Importance of a Secure Defense for the World Cup in Russia

Major sporting events are always popular with businesses.

The 2018 World Cup tournament in Russia promises to be no exception. The corporate sponsorship opportunities on offer are an ideal way to entertain influential decision-makers of important customers and prospects.

Set against this are recent reports of Russia’s tough new internet censorship laws – set to come into effect from November 1, 2017.

The move is a security concern for Western company executives anxious that employees and VIPs visiting the event may be unable to prevent sensitive information being exposed to Russia’s extensive surveillance network.

The good news is that the new regulation only blocks access to web services and online information that are outlawed already and does not extend to personal or legitimate business Virtual Private Network (VPN) use. With a corporate VPN and some simple guidelines it should be possible for visiting executives to conduct business over the Internet securely during World Cup 2018.

Sporting Events and Internet Politics

Russia has long enjoyed a dubious reputation with respect to the Web.  Along with China, Iraq and numerous other repressive regimes, Russia is one of those countries most closely associated with Internet hacking and surveillance.

For example, Symantec claims Russian-linked hackers have successfully penetrated power grid networks in the US and Europe while Latvia’s foreign minister Edgars Rinkēvičs recently warned how covert cyber-warfare by Russian state-sponsored hackers may soon result in loss of life if they manage to disable essential systems or leave hospitals without power.

Rather like the 2016 Olympics in Brazil, World Cup 2018 looks likely to become another major showpiece sporting occasion to be overshadowed by Internet politics.

Privacy Campaigner Criticism

President Putin’s tough stance on web VPN services has been condemned by prominent industry figures.

For example, Edward Snowden, former NSA whistleblower and prominent Internet privacy campaigner, has criticized the clamp-down saying it makes Russia less safe and less free.

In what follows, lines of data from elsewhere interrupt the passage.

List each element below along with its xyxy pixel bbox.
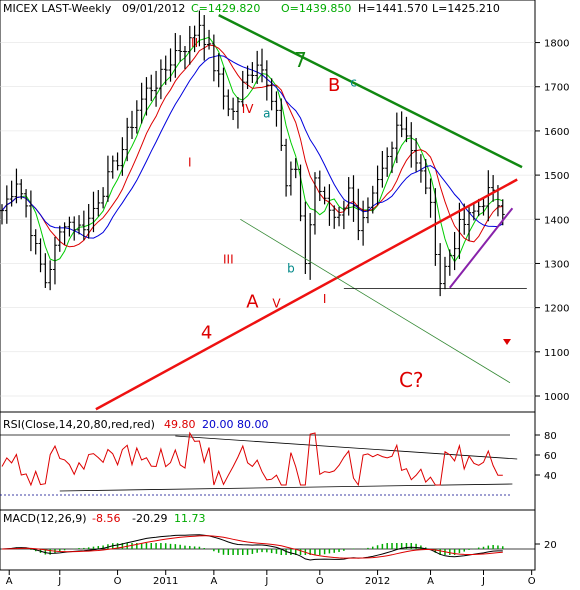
price-y-ticks: 1000 1100 1200 1300 1400 1500 1600 1700 1800 40 60… <box>535 39 569 551</box>
ma-red-line <box>1 44 503 248</box>
trend-line-7 <box>218 14 523 169</box>
rsi-series <box>0 431 518 496</box>
price-panel-frame <box>0 0 536 413</box>
down-arrow-icon <box>503 339 511 345</box>
header-open: O=1439.850 <box>281 2 351 15</box>
price-y-tick-label: 1000 <box>544 392 569 403</box>
header-close: C=1429.820 <box>191 2 260 15</box>
header-symbol: MICEX LAST-Weekly <box>3 2 112 15</box>
macd-line <box>1 534 503 561</box>
rsi-upper-level: 80.00 <box>237 418 269 431</box>
wave-label-B: B <box>328 75 340 96</box>
price-y-tick-label: 1200 <box>544 304 569 315</box>
wave-label-I: I <box>323 292 327 306</box>
wave-label-IV: IV <box>242 102 255 116</box>
signal-line <box>1 535 503 559</box>
price-y-tick-label: 1800 <box>544 39 569 50</box>
price-y-tick-label: 1400 <box>544 215 569 226</box>
macd-histogram: 11.73 <box>174 512 206 525</box>
x-tick-label: O <box>114 576 122 587</box>
price-y-tick-label: 1500 <box>544 171 569 182</box>
rsi-resistance-line <box>175 435 518 460</box>
x-ticks: A J O 2011 A J O 2012 A J O <box>6 570 536 587</box>
x-tick-label: O <box>316 576 324 587</box>
trend-line-4 <box>95 178 518 411</box>
wave-label-4: 4 <box>201 323 212 344</box>
wave-label-7: 7 <box>294 48 307 72</box>
header-date: 09/01/2012 <box>122 2 185 15</box>
price-y-tick-label: 1100 <box>544 348 569 359</box>
wave-label-C?: C? <box>399 368 424 392</box>
wave-label-I: I <box>188 155 192 169</box>
macd-signal: -20.29 <box>132 512 167 525</box>
wave-label-b: b <box>287 261 295 275</box>
wave-label-II: II <box>191 36 198 50</box>
macd-value: -8.56 <box>92 512 120 525</box>
header-high: H=1441.570 <box>358 2 428 15</box>
ma-green-line <box>1 36 503 263</box>
x-tick-label: J <box>264 576 268 587</box>
x-tick-label: A <box>6 576 13 587</box>
x-tick-label: A <box>427 576 434 587</box>
macd-series <box>0 534 535 561</box>
wave-label-V: V <box>272 297 281 311</box>
trend-line-purple <box>449 207 514 289</box>
price-y-tick-label: 1300 <box>544 259 569 270</box>
price-gridlines <box>0 42 535 397</box>
rsi-y-tick-label: 40 <box>544 471 557 482</box>
wave-label-c: c <box>350 76 357 90</box>
wave-label-A: A <box>246 292 259 313</box>
macd-title: MACD(12,26,9) <box>3 512 87 525</box>
x-tick-label: A <box>210 576 217 587</box>
price-y-tick-label: 1700 <box>544 83 569 94</box>
trend-channel-line <box>240 218 511 384</box>
price-y-tick-label: 1600 <box>544 127 569 138</box>
rsi-line <box>1 431 503 487</box>
price-bars <box>0 10 505 297</box>
wave-label-a: a <box>263 107 270 121</box>
rsi-lower-level: 20.00 <box>202 418 234 431</box>
header-low: L=1425.210 <box>432 2 500 15</box>
rsi-title: RSI(Close,14,20,80,red,red) <box>3 418 155 431</box>
trend-lines <box>95 14 527 411</box>
x-tick-label: J <box>481 576 485 587</box>
rsi-y-tick-label: 80 <box>544 431 557 442</box>
x-tick-label: 2011 <box>153 576 178 587</box>
macd-y-tick-label: 20 <box>544 540 557 551</box>
wave-label-III: III <box>223 252 234 266</box>
rsi-value: 49.80 <box>164 418 196 431</box>
x-tick-label: J <box>57 576 61 587</box>
x-tick-label: 2012 <box>365 576 390 587</box>
rsi-y-tick-label: 60 <box>544 451 557 462</box>
x-tick-label: O <box>528 576 536 587</box>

In a Tweet he adds, “If the next generation is to enjoy the online liberties ours did, innocuous traffic must become truly indistinguishable from the sensitive.”

Freedom House, the independent U.S. human rights watchdog, is also critical, saying laws like this “are widely used as a pretext to block political content, often without judicial oversight.”

Russian VPN Restrictions

Web-based VPN services that fail to comply with the new law will be added to the state blacklist of prohibited websites that every telecoms company and Internet Service Provider (ISP) in Russia is obliged to block.

Many companies provide employees with VPNs to allow them secure remote access to the corporate network.

The new law only relates to illegal web content and does not apply to companies using VPNs for legitimate business purposes.

For business executives visiting Russia, the strict policies and VPN usage constraints may make encrypted communications slightly more complicated.

However, provided visitors remain aware of the purpose and scope of local restrictions this should not prevent them connecting remotely via VPN in the normal way.

Maintaining a Secure Defense

In general, it should be possible for visitors to Russia for World Cup 2018 to communicate securely with company networks back home provided they take a few basic, common-sense precautions as follows:

 

  • Don’t store sensitive corporate data on devices – Before traveling, check there is no sensitive corporate data stored on any of the devices you take with you. Any confidential data you might need to access while away should remain on the corporate network or stored in encrypted format in the cloud.

 

  • Only connect to the corporate network when you need to – During your stay, always use a corporate VPN to connect to company resources, only connect when you have to and never send anything confidential when you do.

 

  • Multi-factor authentication – If possible, ensure corporate resources require two or three authentication processes to be completed before they can be accessed remotely

 

  • Employee awareness – It is important to always train employees on the best security methods to use when travelling along with the local risks of doing business in certain countries.

 

In summary, news that Russia is implementing a new law that dramatically increases internet surveillance and restricts VPN services has set alarm bells ringing for company executives contemplating corporate sponsorship activities during World Cup 2018.

The new legislation, however, is limited to banned online encryption services and does not apply to the corporate VPNs of legitimate business.

Equipped with a corporate VPN and following a few common-sense safety precautions, employees and VIPs visiting Russia for the World Cup should find there is nothing to prevent them from remotely connecting securely to corporate resources.